Future work: Fine-tuning on viral sequences could lower viral PPL and push them toward the native zone without damaging probe performance. Understanding the mathematical/statistical origin of the nativeness axis (high-dimensional mixture geometry? general property of masking?) is the most valuable follow-up direction.

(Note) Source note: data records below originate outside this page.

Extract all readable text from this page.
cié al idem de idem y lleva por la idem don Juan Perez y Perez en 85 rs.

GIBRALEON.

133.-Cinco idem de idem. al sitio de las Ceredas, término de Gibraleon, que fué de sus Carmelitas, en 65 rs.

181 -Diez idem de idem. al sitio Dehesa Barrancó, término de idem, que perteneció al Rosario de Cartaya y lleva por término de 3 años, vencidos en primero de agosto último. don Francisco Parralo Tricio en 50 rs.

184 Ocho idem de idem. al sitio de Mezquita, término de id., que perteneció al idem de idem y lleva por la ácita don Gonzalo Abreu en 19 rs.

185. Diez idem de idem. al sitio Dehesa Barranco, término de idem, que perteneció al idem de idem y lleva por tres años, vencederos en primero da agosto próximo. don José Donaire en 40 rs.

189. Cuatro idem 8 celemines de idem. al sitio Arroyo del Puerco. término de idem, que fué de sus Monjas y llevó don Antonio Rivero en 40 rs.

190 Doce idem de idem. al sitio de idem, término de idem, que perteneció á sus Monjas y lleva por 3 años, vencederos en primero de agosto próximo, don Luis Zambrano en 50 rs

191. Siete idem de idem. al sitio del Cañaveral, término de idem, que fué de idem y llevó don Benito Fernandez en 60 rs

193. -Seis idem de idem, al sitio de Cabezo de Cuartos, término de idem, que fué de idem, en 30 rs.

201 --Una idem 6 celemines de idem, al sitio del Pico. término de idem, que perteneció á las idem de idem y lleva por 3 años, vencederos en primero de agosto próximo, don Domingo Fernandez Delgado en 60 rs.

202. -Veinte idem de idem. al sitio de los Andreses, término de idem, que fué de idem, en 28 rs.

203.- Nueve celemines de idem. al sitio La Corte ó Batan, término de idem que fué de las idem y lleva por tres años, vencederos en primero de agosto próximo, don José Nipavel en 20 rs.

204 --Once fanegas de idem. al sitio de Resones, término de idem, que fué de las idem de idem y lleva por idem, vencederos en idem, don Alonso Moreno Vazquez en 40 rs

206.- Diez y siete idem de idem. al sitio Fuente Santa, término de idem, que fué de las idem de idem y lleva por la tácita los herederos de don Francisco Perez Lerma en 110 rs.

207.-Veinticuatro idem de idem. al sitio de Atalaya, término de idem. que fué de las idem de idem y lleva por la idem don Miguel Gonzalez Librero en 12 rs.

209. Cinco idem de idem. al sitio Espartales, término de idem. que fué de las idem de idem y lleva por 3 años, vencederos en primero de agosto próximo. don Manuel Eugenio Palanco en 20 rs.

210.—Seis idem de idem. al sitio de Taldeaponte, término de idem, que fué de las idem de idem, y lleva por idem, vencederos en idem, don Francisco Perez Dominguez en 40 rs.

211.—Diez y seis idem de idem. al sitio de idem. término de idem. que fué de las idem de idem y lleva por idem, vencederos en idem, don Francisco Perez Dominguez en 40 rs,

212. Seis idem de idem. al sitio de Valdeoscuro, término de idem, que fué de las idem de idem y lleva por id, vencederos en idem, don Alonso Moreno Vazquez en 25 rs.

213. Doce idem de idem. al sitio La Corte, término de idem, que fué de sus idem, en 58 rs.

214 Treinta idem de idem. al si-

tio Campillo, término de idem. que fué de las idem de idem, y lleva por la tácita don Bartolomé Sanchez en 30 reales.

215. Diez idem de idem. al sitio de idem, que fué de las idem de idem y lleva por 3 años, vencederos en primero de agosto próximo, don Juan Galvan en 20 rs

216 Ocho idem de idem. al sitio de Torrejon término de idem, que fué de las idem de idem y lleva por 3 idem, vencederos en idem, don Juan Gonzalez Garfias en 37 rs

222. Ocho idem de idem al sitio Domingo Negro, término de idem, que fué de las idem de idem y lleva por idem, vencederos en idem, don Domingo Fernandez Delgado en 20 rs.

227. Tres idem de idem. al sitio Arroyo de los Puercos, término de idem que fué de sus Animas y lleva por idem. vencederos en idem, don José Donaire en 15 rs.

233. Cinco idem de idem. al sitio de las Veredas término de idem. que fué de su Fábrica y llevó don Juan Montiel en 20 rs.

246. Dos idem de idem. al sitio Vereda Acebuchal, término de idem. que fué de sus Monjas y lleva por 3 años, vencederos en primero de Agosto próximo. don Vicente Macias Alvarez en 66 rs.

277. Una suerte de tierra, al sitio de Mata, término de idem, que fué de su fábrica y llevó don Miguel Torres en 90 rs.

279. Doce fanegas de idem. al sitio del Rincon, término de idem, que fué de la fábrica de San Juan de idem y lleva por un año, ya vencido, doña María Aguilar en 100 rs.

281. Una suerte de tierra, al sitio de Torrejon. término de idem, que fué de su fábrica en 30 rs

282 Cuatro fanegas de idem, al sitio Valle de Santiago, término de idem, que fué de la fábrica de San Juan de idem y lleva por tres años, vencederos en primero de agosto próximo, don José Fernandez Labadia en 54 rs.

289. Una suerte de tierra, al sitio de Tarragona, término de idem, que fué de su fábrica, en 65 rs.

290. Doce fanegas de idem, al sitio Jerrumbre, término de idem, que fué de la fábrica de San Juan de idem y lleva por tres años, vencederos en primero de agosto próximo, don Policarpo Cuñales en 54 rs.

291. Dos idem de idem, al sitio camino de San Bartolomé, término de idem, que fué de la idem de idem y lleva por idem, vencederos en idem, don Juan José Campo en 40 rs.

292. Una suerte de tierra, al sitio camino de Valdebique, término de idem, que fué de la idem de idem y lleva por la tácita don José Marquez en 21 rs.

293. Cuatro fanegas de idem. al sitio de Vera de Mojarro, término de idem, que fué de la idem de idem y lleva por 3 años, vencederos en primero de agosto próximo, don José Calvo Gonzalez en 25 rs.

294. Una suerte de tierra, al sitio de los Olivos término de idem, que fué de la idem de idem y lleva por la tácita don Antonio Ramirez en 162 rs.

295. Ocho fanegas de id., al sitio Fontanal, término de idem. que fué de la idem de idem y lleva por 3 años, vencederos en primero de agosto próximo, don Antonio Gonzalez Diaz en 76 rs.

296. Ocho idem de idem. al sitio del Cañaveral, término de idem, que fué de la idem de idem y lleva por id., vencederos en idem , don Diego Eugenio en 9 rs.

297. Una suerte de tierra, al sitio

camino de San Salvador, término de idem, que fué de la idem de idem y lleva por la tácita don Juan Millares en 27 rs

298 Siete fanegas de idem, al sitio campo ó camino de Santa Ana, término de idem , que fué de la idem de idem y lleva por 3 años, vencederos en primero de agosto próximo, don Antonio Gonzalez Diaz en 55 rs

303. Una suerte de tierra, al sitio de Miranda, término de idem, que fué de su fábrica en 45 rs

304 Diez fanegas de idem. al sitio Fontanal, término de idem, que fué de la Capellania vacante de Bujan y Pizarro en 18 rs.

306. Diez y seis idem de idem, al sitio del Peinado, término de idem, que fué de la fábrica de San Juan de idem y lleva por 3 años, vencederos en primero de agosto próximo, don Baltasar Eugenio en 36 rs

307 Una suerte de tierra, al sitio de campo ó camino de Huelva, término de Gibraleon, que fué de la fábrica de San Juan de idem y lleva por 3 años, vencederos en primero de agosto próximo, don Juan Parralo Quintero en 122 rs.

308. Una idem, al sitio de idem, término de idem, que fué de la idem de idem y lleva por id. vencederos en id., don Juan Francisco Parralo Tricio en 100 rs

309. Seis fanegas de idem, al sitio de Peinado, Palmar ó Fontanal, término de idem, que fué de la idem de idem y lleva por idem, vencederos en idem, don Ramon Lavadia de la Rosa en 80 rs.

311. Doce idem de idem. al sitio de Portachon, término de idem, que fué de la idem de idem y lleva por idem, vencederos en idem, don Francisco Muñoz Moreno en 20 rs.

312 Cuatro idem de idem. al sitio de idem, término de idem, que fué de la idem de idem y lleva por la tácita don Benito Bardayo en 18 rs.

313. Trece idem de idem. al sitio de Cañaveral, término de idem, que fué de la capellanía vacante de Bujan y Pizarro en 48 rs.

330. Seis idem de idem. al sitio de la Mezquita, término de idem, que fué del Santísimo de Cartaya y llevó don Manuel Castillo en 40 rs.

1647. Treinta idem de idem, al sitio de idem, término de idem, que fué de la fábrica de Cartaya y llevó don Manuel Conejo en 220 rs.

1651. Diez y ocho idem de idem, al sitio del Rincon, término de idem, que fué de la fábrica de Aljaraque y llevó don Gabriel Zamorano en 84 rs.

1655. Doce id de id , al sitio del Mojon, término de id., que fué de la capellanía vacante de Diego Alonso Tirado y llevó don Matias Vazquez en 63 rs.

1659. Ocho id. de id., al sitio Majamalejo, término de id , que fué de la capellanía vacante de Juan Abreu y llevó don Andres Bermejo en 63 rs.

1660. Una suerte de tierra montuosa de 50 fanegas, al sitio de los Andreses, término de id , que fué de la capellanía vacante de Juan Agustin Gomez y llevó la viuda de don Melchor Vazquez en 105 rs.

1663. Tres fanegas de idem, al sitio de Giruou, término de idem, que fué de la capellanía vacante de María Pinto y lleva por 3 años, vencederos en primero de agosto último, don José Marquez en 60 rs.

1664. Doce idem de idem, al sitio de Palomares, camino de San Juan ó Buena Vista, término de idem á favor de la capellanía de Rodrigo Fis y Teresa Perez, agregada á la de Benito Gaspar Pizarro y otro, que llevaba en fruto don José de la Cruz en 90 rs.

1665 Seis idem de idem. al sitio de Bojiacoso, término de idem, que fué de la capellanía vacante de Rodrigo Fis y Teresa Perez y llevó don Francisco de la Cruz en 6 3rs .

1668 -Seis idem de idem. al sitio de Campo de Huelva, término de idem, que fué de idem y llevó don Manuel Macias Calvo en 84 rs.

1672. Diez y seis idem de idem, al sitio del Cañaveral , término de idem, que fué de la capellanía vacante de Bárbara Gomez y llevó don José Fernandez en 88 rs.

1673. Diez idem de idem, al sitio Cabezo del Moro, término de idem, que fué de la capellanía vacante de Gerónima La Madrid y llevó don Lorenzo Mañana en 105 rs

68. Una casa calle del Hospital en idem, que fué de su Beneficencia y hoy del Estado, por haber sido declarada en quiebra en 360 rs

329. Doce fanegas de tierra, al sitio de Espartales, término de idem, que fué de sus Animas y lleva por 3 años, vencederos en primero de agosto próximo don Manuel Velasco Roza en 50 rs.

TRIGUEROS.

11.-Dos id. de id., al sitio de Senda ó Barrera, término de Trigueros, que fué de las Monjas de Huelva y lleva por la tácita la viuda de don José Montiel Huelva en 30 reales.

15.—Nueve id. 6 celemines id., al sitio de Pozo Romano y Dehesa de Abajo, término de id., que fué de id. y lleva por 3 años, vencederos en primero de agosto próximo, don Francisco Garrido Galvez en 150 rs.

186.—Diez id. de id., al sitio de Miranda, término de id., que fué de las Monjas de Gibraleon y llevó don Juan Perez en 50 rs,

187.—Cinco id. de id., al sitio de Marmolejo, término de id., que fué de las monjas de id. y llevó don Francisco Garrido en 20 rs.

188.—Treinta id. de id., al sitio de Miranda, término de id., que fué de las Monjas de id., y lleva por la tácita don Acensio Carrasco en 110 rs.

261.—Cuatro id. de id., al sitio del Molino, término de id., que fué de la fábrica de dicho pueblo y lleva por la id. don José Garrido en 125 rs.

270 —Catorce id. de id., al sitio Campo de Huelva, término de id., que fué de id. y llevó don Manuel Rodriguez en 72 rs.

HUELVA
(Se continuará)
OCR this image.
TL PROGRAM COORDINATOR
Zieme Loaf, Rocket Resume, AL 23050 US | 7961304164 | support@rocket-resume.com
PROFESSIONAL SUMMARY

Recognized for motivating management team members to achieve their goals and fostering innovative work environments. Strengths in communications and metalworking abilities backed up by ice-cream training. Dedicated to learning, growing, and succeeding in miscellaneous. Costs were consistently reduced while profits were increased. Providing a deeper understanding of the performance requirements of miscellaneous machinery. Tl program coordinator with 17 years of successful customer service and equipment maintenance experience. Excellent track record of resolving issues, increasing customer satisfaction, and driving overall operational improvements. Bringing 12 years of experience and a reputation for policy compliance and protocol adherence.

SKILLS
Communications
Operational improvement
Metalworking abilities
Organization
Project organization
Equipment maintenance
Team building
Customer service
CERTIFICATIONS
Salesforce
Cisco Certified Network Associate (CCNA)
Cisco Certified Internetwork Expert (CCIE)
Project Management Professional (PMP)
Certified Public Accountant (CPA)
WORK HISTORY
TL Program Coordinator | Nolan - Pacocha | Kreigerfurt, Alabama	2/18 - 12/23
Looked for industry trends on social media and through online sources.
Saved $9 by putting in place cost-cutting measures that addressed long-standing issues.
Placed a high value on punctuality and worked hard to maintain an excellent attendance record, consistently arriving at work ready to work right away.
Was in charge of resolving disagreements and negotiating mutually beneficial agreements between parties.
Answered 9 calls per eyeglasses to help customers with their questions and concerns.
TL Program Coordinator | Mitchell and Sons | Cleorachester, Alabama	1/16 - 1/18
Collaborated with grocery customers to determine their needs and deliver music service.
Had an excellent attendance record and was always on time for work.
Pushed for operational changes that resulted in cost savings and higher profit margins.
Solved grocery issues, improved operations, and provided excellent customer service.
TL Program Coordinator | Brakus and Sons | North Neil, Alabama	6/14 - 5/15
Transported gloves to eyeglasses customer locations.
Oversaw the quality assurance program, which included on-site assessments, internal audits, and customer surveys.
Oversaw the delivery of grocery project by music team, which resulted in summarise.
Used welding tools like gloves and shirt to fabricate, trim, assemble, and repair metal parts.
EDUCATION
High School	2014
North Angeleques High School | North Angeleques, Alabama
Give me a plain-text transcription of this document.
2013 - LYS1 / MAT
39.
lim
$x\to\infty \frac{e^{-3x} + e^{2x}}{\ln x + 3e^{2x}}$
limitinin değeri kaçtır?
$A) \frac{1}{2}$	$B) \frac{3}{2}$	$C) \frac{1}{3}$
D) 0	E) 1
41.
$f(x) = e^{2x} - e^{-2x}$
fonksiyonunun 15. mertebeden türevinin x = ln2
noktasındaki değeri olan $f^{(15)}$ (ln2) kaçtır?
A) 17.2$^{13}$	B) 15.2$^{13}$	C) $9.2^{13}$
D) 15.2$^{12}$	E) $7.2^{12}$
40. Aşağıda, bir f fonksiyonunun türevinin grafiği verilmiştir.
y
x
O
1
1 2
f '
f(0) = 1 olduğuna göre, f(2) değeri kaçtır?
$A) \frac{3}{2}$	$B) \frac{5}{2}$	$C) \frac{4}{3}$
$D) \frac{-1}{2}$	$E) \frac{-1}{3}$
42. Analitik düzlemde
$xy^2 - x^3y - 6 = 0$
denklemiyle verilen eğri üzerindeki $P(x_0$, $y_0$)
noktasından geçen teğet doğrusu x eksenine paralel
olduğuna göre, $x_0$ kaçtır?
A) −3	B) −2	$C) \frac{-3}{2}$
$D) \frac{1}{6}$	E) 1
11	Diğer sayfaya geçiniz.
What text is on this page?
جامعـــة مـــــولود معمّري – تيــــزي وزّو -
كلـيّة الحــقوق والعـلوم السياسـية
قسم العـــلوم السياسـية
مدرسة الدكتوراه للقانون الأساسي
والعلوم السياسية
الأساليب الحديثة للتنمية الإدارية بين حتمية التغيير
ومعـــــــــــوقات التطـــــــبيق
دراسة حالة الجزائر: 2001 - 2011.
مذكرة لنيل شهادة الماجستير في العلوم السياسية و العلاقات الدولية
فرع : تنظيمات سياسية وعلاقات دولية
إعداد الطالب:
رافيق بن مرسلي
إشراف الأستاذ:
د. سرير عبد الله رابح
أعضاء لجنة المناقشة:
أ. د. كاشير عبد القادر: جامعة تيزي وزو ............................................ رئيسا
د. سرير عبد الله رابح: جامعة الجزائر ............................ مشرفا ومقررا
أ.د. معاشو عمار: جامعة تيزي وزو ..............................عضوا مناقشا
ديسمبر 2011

vs. Ofer & Linial (Viral/Cellular Linear Separability): They proved viral and cellular proteins are linearly separable via mean-pooled ESM2 embeddings but did not explain the driver. Ours uses PPL and the Nativeness Axis to decompose this into "low nativeness + residual signal."
vs. Gurev et al. (Viral Mutation Effect Benchmarks): They found pLMs lag on viral benchmarks. Ours provides a geometric reason—viruses lie in a displaced zone relative to cellular priors—and proposes "low nativeness" as a diagnostic (caution should be used for zero-shot predictions in low-nativeness families).
vs. SAE-based Mechanistic Interpretability (Adams/Simon/Silberg, etc.): These works use Sparse Autoencoders to find binding sites or structural motifs but rarely examine viral proteins. Ours fills the gap regarding whether pLMs encode viral-specific signals and provides quantitative answers via linear probing.

Rating¶

Novelty: ⭐⭐⭐⭐⭐ Using viral proteins as probes to discover and name the "nativeness axis" is a fresh and unifying perspective.
Experimental Thoroughness: ⭐⭐⭐⭐ Spans three ESM families, three orders of scale, involves ProGen2/EvoDiff, and includes homology-de-leaking and low FPR analysis.
Writing Quality: ⭐⭐⭐⭐⭐ Driven by two clear questions; the geometric findings and biological interpretations are naturally bridged.
Value: ⭐⭐⭐⭐ Provides a transferable diagnostic (nativeness) for pLM interpretability and offers practical insights for viral screening and biosecurity.